In [37]:
import pandas as pd
import numpy as np

albums_file = './data/spotify_albums.csv'
artists_file = './data/spotify_artists.csv'
tracks_file = './data/spotify_tracks.csv'

albums = pd.read_csv(albums_file, header=0)
artists = pd.read_csv(artists_file, header=0)
tracks = pd.read_csv(tracks_file, header=0)

In [None]:
#print(df.head()) will print the first 5 rows of the dataframe. This allows us to see a preview of the kind of data we are working with, and what we can expect for the values.
print(albums.head())

#print(df.tail()) will print the last 5 rows of the dataframe. We can compare this data to the df.head() to see if the data changes significantly through the dataframe.
print(albums.tail())

#print(df.shape) will print the (number of rows, number of columns). This gives us an indication of the amount of data we are working with.
print(albums.shape)

In [None]:
print(artists.head())
print(artists.tail())
print(artists.shape)

print(tracks.head())
print(tracks.tail())
print(tracks.shape)

In [None]:
print(albums.loc[10:20, ['name', 'release_date']])

In [41]:
albums.drop_duplicates(keep='first', subset='id', inplace = True)
artists.drop_duplicates(keep='first', subset= 'id', inplace = True)
tracks.drop_duplicates(keep='first', subset='id', inplace = True)

In [42]:
#Map function to replace blank values in 'generes' with NaN.
def map_genre (value):
    if value =='[]':
        return np.NaN
    else:
        return value

artists['genres']= artists.genres.map(map_genre)

In [None]:
print(tracks.columns)

tracks_rem = tracks.drop('lyrics', axis=1, errors='ignore')

#'lyrics' has been removed from df tracks. A new variable has been assigned in order to show change. 
print(tracks_rem.columns)

In [None]:
'''
Left outer join is being performed to ensure that artist info stays in the df even if they do not have a correlating album.
I chose to keep this data as the analysis questions are primarily regarding artists, and I didn't want to eliminate artists 
from that analysis if they did not have a corresponding album
'''
artists_albums = pd.merge(artists, albums, how='left', left_on='id', right_on='artist_id')
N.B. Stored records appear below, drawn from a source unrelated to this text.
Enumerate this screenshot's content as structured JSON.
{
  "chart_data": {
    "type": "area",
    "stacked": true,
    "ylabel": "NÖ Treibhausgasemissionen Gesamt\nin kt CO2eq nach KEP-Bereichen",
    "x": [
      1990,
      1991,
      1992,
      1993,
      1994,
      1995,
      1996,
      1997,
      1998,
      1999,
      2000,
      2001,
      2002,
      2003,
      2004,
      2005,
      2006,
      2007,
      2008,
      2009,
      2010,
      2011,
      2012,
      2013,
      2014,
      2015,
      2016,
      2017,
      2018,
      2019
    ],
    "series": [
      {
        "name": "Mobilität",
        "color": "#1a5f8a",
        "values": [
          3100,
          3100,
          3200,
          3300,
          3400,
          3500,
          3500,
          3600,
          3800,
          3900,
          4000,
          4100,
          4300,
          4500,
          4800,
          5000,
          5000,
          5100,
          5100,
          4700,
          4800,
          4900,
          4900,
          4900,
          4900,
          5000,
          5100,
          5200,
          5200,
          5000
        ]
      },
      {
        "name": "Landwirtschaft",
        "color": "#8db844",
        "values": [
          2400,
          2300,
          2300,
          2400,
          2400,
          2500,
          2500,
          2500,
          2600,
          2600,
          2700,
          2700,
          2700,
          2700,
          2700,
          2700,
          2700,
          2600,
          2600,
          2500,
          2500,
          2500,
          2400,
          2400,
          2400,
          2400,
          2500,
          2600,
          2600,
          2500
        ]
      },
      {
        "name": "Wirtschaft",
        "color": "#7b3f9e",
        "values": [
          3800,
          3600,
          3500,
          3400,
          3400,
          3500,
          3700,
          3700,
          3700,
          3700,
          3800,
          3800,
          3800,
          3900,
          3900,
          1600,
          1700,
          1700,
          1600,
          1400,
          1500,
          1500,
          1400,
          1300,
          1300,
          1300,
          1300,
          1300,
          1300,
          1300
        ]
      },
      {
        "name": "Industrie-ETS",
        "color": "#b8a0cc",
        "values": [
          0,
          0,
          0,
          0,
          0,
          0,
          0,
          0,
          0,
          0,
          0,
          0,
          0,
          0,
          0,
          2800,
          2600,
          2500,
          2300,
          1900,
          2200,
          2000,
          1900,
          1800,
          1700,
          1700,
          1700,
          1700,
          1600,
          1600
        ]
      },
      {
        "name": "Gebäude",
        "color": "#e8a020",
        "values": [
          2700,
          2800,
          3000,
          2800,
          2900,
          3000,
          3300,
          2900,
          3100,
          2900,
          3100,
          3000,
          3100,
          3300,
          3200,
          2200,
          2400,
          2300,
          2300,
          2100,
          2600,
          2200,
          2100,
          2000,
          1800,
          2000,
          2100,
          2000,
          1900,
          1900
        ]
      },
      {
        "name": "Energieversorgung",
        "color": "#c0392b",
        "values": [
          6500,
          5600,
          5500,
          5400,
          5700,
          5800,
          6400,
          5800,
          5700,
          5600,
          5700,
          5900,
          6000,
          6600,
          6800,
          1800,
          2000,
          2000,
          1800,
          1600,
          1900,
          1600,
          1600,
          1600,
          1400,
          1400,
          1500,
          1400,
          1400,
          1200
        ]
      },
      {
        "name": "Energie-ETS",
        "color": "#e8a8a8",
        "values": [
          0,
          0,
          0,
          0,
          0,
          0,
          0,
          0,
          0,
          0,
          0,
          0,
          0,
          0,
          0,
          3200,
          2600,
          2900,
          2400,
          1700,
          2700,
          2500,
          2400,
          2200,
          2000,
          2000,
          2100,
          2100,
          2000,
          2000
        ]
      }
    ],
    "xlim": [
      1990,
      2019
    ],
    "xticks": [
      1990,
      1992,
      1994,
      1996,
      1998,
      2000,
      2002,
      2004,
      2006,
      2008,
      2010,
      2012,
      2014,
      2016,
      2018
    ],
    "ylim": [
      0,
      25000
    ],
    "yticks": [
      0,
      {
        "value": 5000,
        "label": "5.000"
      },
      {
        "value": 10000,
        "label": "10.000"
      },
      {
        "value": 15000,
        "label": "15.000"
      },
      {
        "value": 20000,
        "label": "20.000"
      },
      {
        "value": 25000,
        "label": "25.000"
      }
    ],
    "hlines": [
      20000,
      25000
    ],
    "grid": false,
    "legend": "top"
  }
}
print(artists_albums.head())
artists_albums.shape

In [None]:
#Inner join is performed to eliminate unnecessary data, such as albums with no tracks. 
albums_tracks = pd.merge(albums, tracks, how='inner', left_on='id', right_on='album_id')

print(albums_tracks.head())
albums_tracks.shape

In [None]:
#Clean data for ease of use, rename columns after merge and drop extra index columns.
artists_albums.rename(columns={'name_x':'artist_name', 'name_y':'album_name', 'id_x':'artist_id', 'id_y':'album_id'}, inplace=True)
artists_albums.drop(['Unnamed: 0_x','Unnamed: 0_y'], axis=1, inplace=True)

In [None]:
from pandas_profiling import ProfileReport

#This report gives us a lot of information about the data set. The artists that appear most in the data set are Various Artists, Johann Sebastian Bach, Frederic Chopin, David Guetta and Wolgang Amadeus Mozart.
artist_profile = ProfileReport(artists_albums, title="Artists Profiling Report")
artist_profile.to_notebook_iframe()

In [94]:
#Print top ten artist by artist popularity
top_ten = artists_albums.sort_values(by= 'artist_popularity', ascending= False).artist_name.unique()

print(top_ten[0:10])

['Ariana Grande' 'Drake' 'Post Malone' 'Khalid' 'Ozuna' 'Juice WRLD'
 'XXXTENTACION' 'Bad Bunny' 'Anuel Aa' 'Travis Scott']